König Boris: „Ich wusste, ich muss ein Album über die Stadt machen“
Hamburger Abendblatt: Fettes Brot ist nach den finalen Konzerten im September 2023 auf der Trabrennbahn gerade erst Geschichte, da haben Sie bereits ein Solo-Album fertig. Haben die Pläne zum Alleingang die Entscheidung zur Auflösung von Fettes Brot beeinflusst?
Boris Lauterbach: Absolut nicht. Ich habe in der Corona-Zeit angefangen Songs zu schreiben, weil absehbar war, dass Fettes Brot direkt nach der 2019er-Tour zu „Lovestory“ erst mal kein neues Album machen wird. Ich bin dann durch die leere Stadt gelaufen, an Orte, die sonst so voller Leben waren. Ich drückte dann wie in einem Film auf „Pause“ und wusste, ich muss ein Album über die Stadt machen. Als sich herauskristallisierte, Fettes Brot aufzulösen, habe ich das Projekt erst mal zur Seite gelegt, um mich voll auf die Abschiedstour zu fokussieren. Als das vorbei war, war genug Zeit da, „Disneyland After Dark“ schnell fertig zu kriegen.

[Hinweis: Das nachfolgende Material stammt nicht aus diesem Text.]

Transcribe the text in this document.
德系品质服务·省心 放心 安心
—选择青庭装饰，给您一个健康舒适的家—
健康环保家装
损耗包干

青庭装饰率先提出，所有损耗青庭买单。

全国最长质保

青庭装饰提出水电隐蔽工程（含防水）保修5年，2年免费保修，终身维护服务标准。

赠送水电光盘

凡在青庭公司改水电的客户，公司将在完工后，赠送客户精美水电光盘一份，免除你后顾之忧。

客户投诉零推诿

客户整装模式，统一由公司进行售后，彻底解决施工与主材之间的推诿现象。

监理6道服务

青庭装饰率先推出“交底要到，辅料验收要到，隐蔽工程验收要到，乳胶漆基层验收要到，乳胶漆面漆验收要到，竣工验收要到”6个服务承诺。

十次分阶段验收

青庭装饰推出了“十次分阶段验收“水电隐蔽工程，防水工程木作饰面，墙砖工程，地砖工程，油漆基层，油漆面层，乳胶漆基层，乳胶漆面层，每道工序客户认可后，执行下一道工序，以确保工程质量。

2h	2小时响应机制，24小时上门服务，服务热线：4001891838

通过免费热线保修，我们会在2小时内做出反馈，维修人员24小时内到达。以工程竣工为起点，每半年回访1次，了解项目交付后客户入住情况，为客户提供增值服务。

Auch bei genauestem Hinhören findet man auf „Disneyland After Dark“ keinen Querverweis, keine Anspielung auf Fettes Brot.
Lauterbach: Nee. Das stimmt, gut beobachtet. Das ist einfach nicht passiert. Ich glaube, dadurch, dass wir uns bis September 2023 extrem viel mit Fettes Brot, mit der Vergangenheit, Songs und Bildern beschäftigt haben, war das schon abgedeckt. Es wäre auch merkwürdig gewesen, wenn ich dasselbe gemacht hätte wie immer, nur ohne die anderen beiden.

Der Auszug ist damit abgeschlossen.